How do I transform the integral of $cos(r^3)$ evaluated from $0$ to $x$ into a power series?
I've tried to compute $cos(r)$ into a power series first and then evaluating its antiderivative, but the resulting power series looked nothing like the original integrated function after graphing them.
Can someone show me how to transform this trig integral into a power series?

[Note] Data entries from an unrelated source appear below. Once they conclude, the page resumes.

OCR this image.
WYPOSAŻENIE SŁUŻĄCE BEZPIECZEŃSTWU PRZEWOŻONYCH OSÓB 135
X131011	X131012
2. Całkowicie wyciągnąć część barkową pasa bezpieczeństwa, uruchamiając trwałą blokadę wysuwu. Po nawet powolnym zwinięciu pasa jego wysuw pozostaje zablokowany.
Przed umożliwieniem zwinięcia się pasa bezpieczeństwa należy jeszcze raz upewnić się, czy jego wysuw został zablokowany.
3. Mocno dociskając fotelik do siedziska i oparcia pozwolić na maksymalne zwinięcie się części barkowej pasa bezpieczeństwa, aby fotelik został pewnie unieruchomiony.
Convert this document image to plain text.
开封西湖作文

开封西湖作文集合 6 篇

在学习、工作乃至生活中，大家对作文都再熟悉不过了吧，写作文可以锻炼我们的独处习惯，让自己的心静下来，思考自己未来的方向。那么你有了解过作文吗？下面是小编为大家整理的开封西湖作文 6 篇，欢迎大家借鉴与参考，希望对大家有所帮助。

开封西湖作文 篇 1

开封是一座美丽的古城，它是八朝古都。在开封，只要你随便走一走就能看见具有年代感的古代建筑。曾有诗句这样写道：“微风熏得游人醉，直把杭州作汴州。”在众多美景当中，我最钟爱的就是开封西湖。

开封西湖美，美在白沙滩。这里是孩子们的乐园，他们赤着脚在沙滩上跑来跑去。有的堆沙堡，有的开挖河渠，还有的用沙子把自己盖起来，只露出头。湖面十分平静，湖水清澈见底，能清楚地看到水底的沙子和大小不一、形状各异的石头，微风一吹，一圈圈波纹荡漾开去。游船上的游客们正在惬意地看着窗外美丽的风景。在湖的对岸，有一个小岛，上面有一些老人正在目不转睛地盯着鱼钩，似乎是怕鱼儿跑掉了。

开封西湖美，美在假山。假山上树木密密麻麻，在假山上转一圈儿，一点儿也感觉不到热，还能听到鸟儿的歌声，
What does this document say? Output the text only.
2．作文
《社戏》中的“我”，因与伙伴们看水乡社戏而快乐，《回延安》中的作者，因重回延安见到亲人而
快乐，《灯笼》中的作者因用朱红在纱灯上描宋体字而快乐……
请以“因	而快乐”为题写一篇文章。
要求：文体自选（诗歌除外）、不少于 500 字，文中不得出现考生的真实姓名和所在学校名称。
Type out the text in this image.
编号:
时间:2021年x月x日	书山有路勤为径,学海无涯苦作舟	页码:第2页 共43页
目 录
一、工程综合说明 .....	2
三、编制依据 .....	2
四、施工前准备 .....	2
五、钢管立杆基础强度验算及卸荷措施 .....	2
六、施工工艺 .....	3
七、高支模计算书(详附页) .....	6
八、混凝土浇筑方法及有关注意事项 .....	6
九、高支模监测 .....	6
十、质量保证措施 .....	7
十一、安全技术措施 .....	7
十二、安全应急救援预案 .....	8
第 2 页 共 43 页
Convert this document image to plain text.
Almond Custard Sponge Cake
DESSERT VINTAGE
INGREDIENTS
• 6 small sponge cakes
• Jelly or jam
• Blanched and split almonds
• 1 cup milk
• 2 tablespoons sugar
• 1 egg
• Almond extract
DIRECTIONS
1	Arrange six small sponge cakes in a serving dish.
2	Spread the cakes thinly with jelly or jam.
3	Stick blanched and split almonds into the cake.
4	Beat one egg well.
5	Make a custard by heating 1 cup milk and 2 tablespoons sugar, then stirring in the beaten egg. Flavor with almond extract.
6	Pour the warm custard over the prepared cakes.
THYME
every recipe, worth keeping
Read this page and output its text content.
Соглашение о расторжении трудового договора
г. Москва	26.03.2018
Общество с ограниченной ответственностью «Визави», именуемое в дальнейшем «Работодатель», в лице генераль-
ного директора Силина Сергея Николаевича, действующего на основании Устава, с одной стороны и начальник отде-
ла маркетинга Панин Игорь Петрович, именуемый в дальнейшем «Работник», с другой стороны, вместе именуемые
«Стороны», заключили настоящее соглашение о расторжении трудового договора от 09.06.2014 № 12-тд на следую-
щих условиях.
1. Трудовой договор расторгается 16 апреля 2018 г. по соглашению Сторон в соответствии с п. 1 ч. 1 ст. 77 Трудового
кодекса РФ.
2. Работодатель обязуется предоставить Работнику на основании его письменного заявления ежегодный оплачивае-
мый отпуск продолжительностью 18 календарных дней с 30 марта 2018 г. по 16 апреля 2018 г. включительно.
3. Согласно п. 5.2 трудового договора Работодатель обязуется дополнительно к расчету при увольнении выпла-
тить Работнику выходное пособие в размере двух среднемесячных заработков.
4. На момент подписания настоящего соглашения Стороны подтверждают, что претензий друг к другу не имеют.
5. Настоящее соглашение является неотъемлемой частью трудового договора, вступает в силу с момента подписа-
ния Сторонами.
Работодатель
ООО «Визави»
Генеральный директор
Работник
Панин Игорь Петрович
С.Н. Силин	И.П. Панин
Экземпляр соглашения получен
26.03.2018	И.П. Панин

$$ \cos(r) = \sum_{n=0}^\infty \frac{(-1)^n}{(2n)!} r^{2n} \text{,} $$ so $$ \cos(r^3) = \sum_{n=0}^\infty \frac{(-1)^n}{(2n)!} r^{6n} \text{.} $$ This power series has infinite radius of convergence, so the following series does also. \begin{align*} \int_0^x \; \cos(r^3) \,\mathrm{d}r &= \int_0^x \; \sum_{n=0}^\infty \frac{(-1)^n}{(2n)!} r^{6n} \,\mathrm{d}r \\ &= \sum_{n=0}^\infty \int_0^x \; \frac{(-1)^n}{(2n)!} r^{6n} \,\mathrm{d}r \\ &= \sum_{n=0}^\infty \frac{(-1)^n}{(2n)!} \left. \frac{r^{6n+1}}{6n+1} \right|_0^x \\ &= \sum_{n=0}^\infty \frac{(-1)^n}{(2n)!} \left( \frac{x^{6n+1}}{6n+1} - \frac{0^{6n+1}}{6n+1} \right) \\ &= \sum_{n=0}^\infty \frac{(-1)^n}{(2n)!} \frac{x^{6n+1}}{6n+1} \text{.} \end{align*}
You don't post your mismatched plots nor explain what difference there was... Plotting the integral in blue and the series in yellow, they exactly overlap. (I displaced the integral's trace microscopically so it would be slightly visible behind the series's trace.